My name is Derrick Van Orden, and not only is it my pleasure to serve as the Congressman for the 3rd district of Wisconsin, but it also is an honor to serve as the Chairman of this Subcommittee.


Before we begin, I want to say what a pleasure it is to be here in Oceanside at Miracosta College. You all have a wonderful campus, and we really appreciate it that we get to hold a field hearing in this room, and then students get to go to class here just a few hours later.


I also want to thank my friend, colleague and Ranking Member of the Subcommittee, Congressman Mike Levin, for hosting us today…and inviting us to his district to get better weather than we do in D.C., or at least better ocean views.


I really appreciate how well we, and our staff, have worked together so far this Congress, and I hope we can continue to do so.


The people of the 49th district are lucky to have Rep. Levin as their representative.


Today we are here to discuss ending veteran homelessness both in the greater San Diego area, and across the country.


This topic is one of the reasons I ran for Congress, and the issues we discuss today, and have discussed over the last few months, are essential to repaying our debt to those who served.


Permanent housing is an essential component to a stable life after a veteran transitions out of active duty. Without a home, it is much harder to maintain a stable job, continue to acclimate to civilian life, and maintain mental health.


This Subcommittee in the past has done an amazing job improving programs for veterans, but we still have work to do.


Improving the HUD-VASH voucher program, finding a new Grant and Per-Diem rate, retaining V.A. employees that serve homeless veterans, and getting VA to actually hire more employees with the funds Congress has given them, are all areas that we must continue to work on.


However, it is also important that both Congress and the Department of Veterans Affairs administer and evaluate these programs in a way that ensures veterans are housed in a way that is fiscally responsible.

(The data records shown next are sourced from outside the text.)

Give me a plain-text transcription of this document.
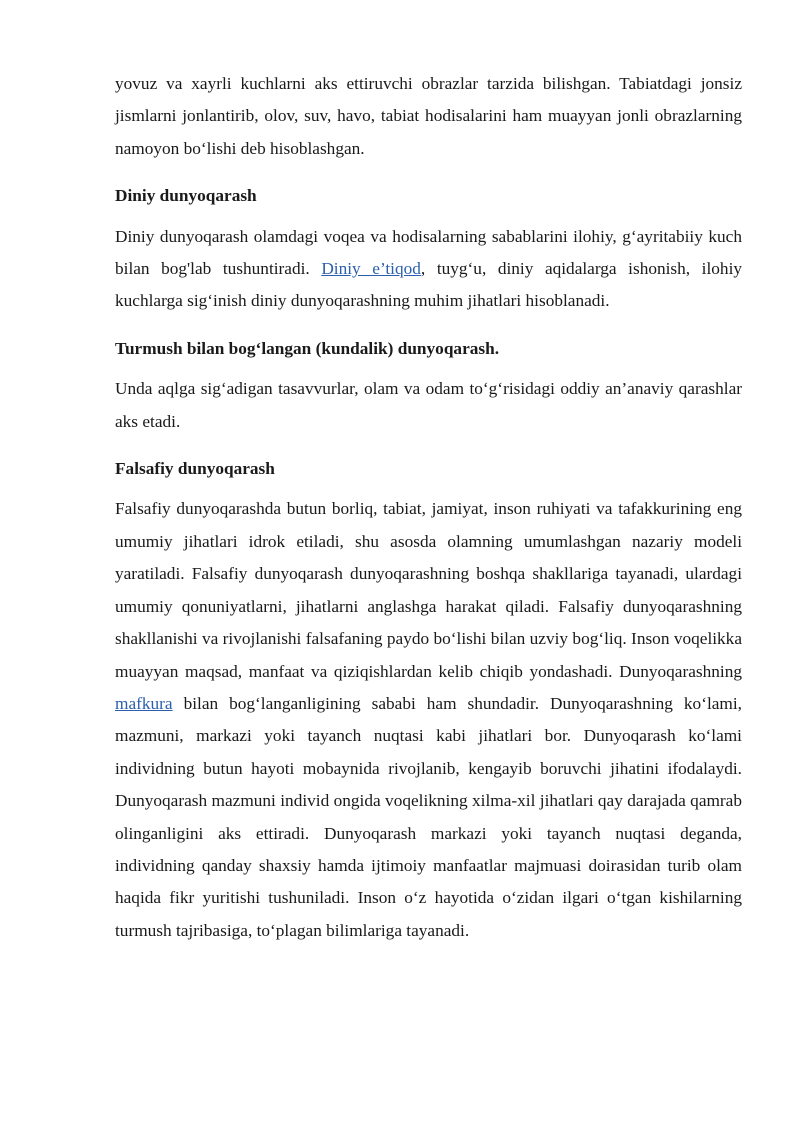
yovuz va xayrli kuchlarni aks ettiruvchi obrazlar tarzida bilishgan. Tabiatdagi jonsiz jismlarni jonlantirib, olov, suv, havo, tabiat hodisalarini ham muayyan jonli obrazlarning namoyon bo‘lishi deb hisoblashgan.

Diniy dunyoqarash

Diniy dunyoqarash olamdagi voqea va hodisalarning sabablarini ilohiy, g‘ayritabiiy kuch bilan bog'lab tushuntiradi. Diniy e’tiqod, tuyg‘u, diniy aqidalarga ishonish, ilohiy kuchlarga sig‘inish diniy dunyoqarashning muhim jihatlari hisoblanadi.

Turmush bilan bog‘langan (kundalik) dunyoqarash.

Unda aqlga sig‘adigan tasavvurlar, olam va odam to‘g‘risidagi oddiy an’anaviy qarashlar aks etadi.

Falsafiy dunyoqarash

Falsafiy dunyoqarashda butun borliq, tabiat, jamiyat, inson ruhiyati va tafakkurining eng umumiy jihatlari idrok etiladi, shu asosda olamning umumlashgan nazariy modeli yaratiladi. Falsafiy dunyoqarash dunyoqarashning boshqa shakllariga tayanadi, ulardagi umumiy qonuniyatlarni, jihatlarni anglashga harakat qiladi. Falsafiy dunyoqarashning shakllanishi va rivojlanishi falsafaning paydo bo‘lishi bilan uzviy bog‘liq. Inson voqelikka muayyan maqsad, manfaat va qiziqishlardan kelib chiqib yondashadi. Dunyoqarashning mafkura bilan bog‘langanligining sababi ham shundadir. Dunyoqarashning ko‘lami, mazmuni, markazi yoki tayanch nuqtasi kabi jihatlari bor. Dunyoqarash ko‘lami individning butun hayoti mobaynida rivojlanib, kengayib boruvchi jihatini ifodalaydi. Dunyoqarash mazmuni individ ongida voqelikning xilma-xil jihatlari qay darajada qamrab olinganligini aks ettiradi. Dunyoqarash markazi yoki tayanch nuqtasi deganda, individning qanday shaxsiy hamda ijtimoiy manfaatlar majmuasi doirasidan turib olam haqida fikr yuritishi tushuniladi. Inson o‘z hayotida o‘zidan ilgari o‘tgan kishilarning turmush tajribasiga, to‘plagan bilimlariga tayanadi.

We must find ways to fund these essential programs without putting a huge financial burden on the backs of taxpayers now, or in the future.


We also need to ensure that the programs we have already paid for are being run how Congress intended. If we continue to pass programs without ever doing thorough oversight on the previous ones, I am afraid that we will see fraud in V.A., and our veterans will be hurt.


I am hopeful that we will hear from both V.A., local government, and community providers about the impact of programs this Subcommittee has already enacted, and find new ways to improve the lives of America’s veterans.


We still have a lot of work to do in this area, so I am looking forward to hearing more about how V.A. will function in a post COVID-19 world.


I look forward to hearing from our witnesses about what they believe works, what they believe does not work, and how Congress can empower them to ensure that no veteran goes unhoused across our country.


I now yield to the Ranking Member for his opening remarks.